Greater MSP has a far longer list than just Ecolab and Pentair in the cluster, of course, including a unit of General Electric Co., 3M Co., Aeration Industries and about 20 others.
Ecolab chairman and CEO Doug Baker said his company’s water technology businesses post about $9 billion in annual sales, but he wryly observed, “We got there the old-fashioned way; we acquired it.”
That puts most of Ecolab’s research and development operations in water-related businesses outside the Twin Cities region, but Baker is a champion of having water technology as a key part of the area’s economic development efforts. He makes a simple case: The Twin Cities have a nice lead on other regions, and selling products and services to treat, clean, move and store water is a huge and long-term growth industry.
“I happen to believe in climate change,” Baker said. “You don’t have to believe in it to believe you have a water problem. It’s not as simple as saying the Earth is going to run out of water.
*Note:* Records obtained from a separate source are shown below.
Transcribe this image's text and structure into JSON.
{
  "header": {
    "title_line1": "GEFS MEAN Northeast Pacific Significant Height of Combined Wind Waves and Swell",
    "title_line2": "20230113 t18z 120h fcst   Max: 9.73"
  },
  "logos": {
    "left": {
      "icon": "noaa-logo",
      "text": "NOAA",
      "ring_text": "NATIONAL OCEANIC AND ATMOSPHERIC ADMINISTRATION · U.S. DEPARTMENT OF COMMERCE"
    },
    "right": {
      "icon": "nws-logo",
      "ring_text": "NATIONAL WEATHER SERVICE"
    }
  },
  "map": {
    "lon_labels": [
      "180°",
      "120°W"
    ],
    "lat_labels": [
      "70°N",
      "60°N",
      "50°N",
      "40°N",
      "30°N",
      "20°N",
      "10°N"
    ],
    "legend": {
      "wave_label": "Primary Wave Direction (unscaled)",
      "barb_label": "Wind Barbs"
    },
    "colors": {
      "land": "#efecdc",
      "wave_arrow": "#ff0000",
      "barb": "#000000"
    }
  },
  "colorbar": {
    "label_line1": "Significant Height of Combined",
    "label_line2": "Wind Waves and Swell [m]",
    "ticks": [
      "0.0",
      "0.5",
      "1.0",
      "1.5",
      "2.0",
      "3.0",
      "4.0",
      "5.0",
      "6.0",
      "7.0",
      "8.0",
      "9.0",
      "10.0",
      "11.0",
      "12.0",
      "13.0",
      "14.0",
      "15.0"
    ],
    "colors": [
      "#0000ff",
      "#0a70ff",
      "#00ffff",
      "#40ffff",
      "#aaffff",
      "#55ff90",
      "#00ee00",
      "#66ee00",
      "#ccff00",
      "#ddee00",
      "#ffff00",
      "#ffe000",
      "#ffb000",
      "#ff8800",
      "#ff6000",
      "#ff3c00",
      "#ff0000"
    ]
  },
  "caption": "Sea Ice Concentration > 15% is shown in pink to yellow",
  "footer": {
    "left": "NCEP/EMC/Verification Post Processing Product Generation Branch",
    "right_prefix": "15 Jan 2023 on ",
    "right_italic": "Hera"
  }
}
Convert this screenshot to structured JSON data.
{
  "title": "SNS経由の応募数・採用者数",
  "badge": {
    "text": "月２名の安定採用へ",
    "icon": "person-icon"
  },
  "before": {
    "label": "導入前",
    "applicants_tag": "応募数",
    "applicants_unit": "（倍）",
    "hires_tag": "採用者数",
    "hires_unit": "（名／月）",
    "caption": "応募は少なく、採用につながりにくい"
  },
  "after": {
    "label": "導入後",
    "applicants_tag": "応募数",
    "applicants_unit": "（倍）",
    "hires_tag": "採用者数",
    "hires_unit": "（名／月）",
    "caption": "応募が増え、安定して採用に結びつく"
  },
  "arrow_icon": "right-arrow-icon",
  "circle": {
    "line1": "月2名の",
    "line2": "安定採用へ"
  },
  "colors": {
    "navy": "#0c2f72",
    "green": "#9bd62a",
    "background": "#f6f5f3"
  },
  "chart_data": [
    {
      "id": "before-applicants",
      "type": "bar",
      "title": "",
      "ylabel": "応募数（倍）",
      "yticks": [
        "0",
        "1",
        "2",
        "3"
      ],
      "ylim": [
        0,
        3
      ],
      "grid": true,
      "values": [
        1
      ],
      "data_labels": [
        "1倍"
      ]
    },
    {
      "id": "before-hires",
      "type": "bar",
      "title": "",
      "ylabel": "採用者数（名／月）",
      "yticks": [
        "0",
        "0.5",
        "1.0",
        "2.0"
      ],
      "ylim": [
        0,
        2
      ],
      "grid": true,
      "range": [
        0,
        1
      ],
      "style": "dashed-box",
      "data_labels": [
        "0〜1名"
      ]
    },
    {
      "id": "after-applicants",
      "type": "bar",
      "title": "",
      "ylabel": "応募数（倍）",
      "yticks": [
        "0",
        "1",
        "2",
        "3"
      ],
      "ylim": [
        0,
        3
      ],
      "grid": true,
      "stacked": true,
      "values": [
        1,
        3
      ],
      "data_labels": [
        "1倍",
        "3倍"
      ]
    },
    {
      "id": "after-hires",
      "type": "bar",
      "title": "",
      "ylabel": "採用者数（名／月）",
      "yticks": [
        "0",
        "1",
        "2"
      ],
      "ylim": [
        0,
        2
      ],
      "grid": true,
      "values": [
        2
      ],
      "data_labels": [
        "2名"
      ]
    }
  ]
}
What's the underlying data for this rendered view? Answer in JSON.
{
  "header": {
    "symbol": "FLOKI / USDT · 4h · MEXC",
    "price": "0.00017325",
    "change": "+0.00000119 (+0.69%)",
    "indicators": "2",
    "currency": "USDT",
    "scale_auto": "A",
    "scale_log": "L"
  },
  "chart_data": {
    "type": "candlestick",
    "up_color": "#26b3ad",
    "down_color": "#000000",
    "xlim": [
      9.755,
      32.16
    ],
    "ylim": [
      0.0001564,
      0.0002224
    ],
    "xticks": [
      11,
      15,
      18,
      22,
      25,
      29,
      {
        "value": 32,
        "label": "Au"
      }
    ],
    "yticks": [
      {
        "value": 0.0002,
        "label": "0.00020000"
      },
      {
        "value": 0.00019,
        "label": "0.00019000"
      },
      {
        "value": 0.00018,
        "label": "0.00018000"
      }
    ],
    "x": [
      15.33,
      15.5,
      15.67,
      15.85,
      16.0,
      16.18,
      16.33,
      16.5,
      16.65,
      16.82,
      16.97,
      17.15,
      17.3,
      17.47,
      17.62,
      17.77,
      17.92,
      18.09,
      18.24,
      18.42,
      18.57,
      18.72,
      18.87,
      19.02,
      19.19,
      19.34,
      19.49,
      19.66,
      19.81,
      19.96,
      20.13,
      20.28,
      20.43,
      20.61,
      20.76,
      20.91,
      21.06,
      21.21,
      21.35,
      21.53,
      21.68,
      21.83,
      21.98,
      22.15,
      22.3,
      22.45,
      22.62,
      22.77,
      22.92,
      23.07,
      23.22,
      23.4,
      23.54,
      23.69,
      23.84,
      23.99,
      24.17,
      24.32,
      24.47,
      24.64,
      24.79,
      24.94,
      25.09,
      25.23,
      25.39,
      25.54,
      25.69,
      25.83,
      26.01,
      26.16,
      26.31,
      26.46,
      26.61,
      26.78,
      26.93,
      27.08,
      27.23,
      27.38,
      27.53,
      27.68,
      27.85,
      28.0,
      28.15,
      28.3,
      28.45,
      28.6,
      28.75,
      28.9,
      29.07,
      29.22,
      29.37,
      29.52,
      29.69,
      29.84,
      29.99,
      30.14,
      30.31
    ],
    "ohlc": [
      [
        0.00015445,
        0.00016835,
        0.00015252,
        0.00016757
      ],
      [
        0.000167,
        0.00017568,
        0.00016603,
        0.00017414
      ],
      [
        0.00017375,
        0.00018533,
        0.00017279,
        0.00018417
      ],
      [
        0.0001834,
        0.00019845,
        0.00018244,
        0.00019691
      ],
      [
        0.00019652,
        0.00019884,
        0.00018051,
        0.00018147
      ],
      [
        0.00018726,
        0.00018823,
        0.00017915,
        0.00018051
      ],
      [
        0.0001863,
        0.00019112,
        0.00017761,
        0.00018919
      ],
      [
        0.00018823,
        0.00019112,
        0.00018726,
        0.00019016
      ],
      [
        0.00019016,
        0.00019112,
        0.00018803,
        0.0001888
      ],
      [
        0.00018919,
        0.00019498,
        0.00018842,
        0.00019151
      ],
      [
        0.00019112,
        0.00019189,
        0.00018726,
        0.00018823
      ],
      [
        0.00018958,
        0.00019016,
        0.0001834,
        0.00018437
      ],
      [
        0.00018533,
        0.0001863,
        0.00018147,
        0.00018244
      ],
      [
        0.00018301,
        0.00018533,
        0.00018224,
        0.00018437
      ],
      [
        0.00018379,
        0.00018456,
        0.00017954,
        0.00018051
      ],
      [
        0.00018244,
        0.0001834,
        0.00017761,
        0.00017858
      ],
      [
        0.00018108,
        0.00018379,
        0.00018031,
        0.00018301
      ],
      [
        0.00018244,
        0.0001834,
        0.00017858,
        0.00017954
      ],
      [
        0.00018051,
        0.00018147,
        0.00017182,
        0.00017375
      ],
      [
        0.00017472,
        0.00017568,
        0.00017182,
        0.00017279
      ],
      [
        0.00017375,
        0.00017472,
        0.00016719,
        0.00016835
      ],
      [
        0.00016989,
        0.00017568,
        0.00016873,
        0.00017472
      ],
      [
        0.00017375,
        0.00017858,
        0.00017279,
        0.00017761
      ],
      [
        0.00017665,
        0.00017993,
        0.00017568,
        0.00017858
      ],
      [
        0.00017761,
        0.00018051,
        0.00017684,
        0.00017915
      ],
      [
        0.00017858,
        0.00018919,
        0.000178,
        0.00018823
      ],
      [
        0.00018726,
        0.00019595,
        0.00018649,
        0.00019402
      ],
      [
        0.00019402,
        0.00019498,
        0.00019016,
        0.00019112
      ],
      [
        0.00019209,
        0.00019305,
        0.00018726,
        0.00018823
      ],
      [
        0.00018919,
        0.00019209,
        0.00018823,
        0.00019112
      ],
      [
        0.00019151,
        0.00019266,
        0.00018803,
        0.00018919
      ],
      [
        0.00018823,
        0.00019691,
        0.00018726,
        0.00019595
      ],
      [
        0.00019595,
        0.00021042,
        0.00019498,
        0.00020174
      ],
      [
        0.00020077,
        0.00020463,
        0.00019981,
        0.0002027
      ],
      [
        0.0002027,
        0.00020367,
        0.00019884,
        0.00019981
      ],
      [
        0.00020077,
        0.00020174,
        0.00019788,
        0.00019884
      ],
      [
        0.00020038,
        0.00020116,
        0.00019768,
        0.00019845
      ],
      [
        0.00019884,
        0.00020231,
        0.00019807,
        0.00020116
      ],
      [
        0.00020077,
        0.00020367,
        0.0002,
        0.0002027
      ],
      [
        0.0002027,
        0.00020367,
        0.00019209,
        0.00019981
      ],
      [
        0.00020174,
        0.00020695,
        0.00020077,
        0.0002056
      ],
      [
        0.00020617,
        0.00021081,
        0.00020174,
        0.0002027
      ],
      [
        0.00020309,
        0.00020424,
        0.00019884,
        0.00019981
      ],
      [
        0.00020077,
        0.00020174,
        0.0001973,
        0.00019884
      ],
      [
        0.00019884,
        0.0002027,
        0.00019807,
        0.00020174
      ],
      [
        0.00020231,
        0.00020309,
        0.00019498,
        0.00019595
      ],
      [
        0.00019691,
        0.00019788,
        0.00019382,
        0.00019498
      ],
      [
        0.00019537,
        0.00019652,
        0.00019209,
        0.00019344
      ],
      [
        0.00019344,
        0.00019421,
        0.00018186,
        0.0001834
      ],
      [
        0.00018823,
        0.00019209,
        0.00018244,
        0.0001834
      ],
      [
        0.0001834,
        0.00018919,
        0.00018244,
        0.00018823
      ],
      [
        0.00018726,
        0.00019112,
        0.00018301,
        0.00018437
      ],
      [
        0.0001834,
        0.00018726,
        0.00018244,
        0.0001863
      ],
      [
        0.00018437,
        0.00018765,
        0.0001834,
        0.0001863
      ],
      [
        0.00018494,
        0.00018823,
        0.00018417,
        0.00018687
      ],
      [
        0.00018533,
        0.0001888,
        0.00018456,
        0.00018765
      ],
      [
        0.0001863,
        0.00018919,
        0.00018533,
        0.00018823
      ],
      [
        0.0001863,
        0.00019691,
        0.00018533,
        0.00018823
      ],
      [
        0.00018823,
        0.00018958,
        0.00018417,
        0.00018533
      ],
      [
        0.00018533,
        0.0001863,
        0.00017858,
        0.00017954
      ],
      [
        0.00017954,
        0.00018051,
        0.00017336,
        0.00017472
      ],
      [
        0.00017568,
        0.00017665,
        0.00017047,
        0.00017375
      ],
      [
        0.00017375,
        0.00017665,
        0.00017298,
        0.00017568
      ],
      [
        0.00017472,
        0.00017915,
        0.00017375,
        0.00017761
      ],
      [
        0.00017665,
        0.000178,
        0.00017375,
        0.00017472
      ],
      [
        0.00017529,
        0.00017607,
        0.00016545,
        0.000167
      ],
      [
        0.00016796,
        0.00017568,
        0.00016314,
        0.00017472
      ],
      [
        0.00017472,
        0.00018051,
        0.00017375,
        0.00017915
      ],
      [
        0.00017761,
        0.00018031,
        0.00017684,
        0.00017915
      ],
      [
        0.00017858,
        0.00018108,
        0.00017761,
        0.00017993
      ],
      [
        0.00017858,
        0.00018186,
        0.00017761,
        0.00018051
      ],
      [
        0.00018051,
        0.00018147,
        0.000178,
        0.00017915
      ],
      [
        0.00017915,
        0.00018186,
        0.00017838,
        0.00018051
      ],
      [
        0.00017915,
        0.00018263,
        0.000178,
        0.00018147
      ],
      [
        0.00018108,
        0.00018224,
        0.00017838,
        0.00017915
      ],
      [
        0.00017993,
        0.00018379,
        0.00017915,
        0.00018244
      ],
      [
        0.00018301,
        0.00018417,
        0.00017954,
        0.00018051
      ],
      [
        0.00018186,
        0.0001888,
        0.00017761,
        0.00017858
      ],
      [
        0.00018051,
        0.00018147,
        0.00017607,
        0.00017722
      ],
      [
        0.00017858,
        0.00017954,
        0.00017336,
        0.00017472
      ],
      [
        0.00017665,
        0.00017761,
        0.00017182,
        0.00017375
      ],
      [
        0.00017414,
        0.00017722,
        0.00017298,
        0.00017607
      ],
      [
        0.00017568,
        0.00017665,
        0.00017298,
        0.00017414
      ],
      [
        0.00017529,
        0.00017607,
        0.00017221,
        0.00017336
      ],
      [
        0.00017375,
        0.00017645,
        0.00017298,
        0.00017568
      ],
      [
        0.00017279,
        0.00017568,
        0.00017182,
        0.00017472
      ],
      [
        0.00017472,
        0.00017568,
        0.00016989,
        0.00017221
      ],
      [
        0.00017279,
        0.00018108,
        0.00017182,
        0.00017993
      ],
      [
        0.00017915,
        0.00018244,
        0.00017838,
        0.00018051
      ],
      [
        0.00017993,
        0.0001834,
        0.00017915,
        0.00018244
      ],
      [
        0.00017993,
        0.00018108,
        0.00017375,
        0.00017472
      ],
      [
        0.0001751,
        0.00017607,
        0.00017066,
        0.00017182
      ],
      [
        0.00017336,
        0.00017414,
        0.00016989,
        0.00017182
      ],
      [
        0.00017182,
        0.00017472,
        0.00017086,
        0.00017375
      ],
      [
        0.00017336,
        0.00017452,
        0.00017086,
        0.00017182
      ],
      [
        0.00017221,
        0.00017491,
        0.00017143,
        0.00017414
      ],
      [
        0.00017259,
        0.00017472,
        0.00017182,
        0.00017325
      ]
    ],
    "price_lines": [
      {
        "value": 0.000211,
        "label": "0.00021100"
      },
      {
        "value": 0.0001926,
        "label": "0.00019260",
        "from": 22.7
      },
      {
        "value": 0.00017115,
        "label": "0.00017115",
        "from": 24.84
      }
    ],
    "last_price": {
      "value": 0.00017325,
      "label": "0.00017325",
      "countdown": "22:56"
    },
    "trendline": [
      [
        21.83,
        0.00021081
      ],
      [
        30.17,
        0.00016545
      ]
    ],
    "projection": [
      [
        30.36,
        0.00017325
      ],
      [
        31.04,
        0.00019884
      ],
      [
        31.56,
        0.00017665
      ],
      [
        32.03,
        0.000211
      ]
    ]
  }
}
There’s plenty of water. There’s just not plenty of fresh water where many humans need it.”
As an economic development plum, a water technology employer makes as much sense as any. The water technology businesses already in the region employ a lot of people in high-wage jobs. According to Greater MSP, the 1,750 jobs in the electronics engineering field of the water-technology segment, as of 2012, had a median hourly wage of $42.48.
Just having a lot of employers in the same basic industry, however, doesn’t make it a cluster. To be a cluster means the related companies have developed formal and informal ties to each other, even though in some markets they may compete.
The positive effects from these ties come largely from personal relationships, which is why proximity still matters in an era of Skype and video conferencing. As it turns out, even with noncompete provisions and staff members with the common sense to not talk to competitors about the really cool stuff that’s going on, information does leak from one company to another.
It makes all of the companies in the cluster more productive, particularly in creating new products and processes, making it tougher for a competitor located in an isolated spot a long way away from a cluster to match the pace of innovation.
Innovation is also spurred by experienced people electing to become water technology entrepreneurs. And once open for business, the upstarts benefit from having more established firms to go to for distribution agreements, technical help and even capital.
When things really pick up steam, the companies start working together to develop things they all could use, such as many more highly skilled job candidates. That leads them to contact university deans and professors, who are always open to the prospect of more research money and topics as well as a place for their students to go work after graduation.